Twenty-two
1818
Meeks Street, London
 
SHE WAS IN HAWKER’S ARMS. SHE KNEW THAT before she knew where she was. It was rare and important, being with him.
Even now, after so many years, she dreamed of him. Sometimes, when she first woke up, she’d think he was with her. She’d feel his arm under her head, his body naked beside her. Then the day would come and wash dreams away. Then it was not his arm under her. It was a pillow. It was not his body. It was the rolled and tumbled blanket. Time after time, she slid out of a dream and she was alone, but for an instant, the bed smelled of him.
This time, it wasn’t a dream.
She lay awake for a time before she opened her eyes, hurting and vaguely angry about it.
She was in bed, in a quiet room, under a soft blanket, held by Hawker. She glided back to consciousness, riding the currents of that certainty. She was with Hawker, so she was safe. In all the world, there was no flesh, no bone, no sound of breathing she would mistake for Hawker’s.

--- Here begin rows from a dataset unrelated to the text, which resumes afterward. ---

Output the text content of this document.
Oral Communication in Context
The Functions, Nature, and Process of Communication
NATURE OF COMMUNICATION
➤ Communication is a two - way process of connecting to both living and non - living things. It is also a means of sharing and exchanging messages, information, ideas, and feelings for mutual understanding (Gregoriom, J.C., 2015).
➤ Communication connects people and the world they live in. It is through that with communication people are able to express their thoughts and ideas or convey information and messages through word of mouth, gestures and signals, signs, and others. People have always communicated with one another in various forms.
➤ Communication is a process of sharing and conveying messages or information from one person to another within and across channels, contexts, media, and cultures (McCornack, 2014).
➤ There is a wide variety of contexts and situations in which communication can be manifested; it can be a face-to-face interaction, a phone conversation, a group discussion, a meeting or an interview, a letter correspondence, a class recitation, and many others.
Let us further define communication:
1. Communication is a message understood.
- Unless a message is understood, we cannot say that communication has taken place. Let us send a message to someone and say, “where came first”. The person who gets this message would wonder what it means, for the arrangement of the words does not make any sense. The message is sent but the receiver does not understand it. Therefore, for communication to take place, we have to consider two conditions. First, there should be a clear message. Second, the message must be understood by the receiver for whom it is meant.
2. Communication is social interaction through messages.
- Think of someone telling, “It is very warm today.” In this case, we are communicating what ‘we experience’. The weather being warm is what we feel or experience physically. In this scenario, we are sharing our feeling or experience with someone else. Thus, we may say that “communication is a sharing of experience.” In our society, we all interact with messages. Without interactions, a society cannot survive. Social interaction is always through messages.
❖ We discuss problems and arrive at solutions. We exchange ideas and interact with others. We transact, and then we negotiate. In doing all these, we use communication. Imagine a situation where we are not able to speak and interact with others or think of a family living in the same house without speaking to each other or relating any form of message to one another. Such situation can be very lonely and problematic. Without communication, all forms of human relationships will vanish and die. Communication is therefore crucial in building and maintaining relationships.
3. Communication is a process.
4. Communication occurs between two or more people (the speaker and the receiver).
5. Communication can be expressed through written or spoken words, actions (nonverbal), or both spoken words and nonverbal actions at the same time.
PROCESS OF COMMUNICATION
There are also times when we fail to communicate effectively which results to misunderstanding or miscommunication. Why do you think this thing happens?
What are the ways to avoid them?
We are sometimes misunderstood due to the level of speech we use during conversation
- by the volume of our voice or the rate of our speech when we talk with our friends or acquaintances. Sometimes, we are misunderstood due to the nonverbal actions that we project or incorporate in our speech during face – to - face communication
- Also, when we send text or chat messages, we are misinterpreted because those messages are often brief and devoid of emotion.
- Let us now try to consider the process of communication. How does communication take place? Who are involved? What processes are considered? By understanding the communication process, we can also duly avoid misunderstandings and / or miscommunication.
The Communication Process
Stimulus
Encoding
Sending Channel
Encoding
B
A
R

“I can tell when you’re awake,” he said.
Her mouth was dry. “You always could.”
“A matter of being cautious.” He unwound from her and tucked the blanket into the space he’d emptied. The bed moved. He sat up to lean over and look down at her. “I never quite trusted you, you know, not even when we were closest. I just thought it was worth the risk. You were always worth the risk.”
I was stabbed because I came to warn you. “You do not trust me. Wise.”
“We did well enough, for enemies.” His smile pulled down at the side and didn’t reach his eyes. He shifted his weight, careful not to joggle her. “You’re harmless for the moment. You were about half dead for a while.”
“How long?”
“It’s been three days. A little more.”
So long? She thought of days frittered away, like small coins out of a pocket. Pouring from her mind, like grains of silver. “I don’t remember.”
“Just as well.”
Someone had put her in a night shift. Her left arm was an ache from shoulder to fingers. Under the bandage, she itched. She held her hands up. So heavy. Her joints felt like old iron wheels and gears that had lain abandoned for a long time and were now set moving again, creakily.
Bruises circled her wrists and ran in regimented lines, forearm to elbow. Blue finger marks showed where someone had held her.
“I am bruised.” Events took shape in her mind like shadows in fog. She had been in Braddy Square, trying to get to Hawker, to warn him. She remembered being stabbed. Staggering toward Meeks Street. “Who did I fight?”
“I held you down when you were being sewed up. You objected to that for some reason. And later, when you were out of your head with fever.” He rolled smoothly off the bed and stood over her. “I hurt you doing it. No choice.”
His voice said how little he had liked hurting her.
Oh, Hawker. We have hurt each other so much.
He was unshaven, which always made a ruffian of him. He wore trousers and a loose shirt, open halfway down his chest. She had felt it next to her as she slept, cradling the edge of her dreams—the warmth of him, the creases of the linen of his shirt, the old, familiar comfort of his skin.
He poured from a pitcher to a small cup. “Everybody wants you to drink this. I have seldom encountered such unanimity of opinion. I’m going to slip in next to you and hold it up. You sip out of the side here.”
It was not water, but lemonade. Exactly right. She was very thirsty.
They looked at each other while she drank. He was deeply tired. His face was pared to the bone, to sarcasm and deadliness. He had watched her come very close to death, she thought.
“That’s better.” He eased her down to the pillow again. “You almost slipped away from me. There was one time there, you stopped fighting. I thought it was over.”
“It was not. Not this time.” When she lay still, the pain was not great. There was much to be said for holding still. “Lie beside me, if you would. For comfort. I am in pain and I’m cold.”
“My pleasure, anyway.”
She started to laugh and took the warning her body gave and did not. “The papers? You have them. Important.”
“I have them.” He lifted the blanket and crawled in beside her. So many times, he had done that.
“I will tell you what I saw . . . when I wake up.” One more thing to say. “Do not send for Séverine.” She would come all this long distance and worry about her. “It is unnecessary.”
“Go to sleep, Owl.”
“Do you know? You are the only one in the world . . . who still calls me Owl.”
The darkness was huge and friendly. She would rest in it awhile.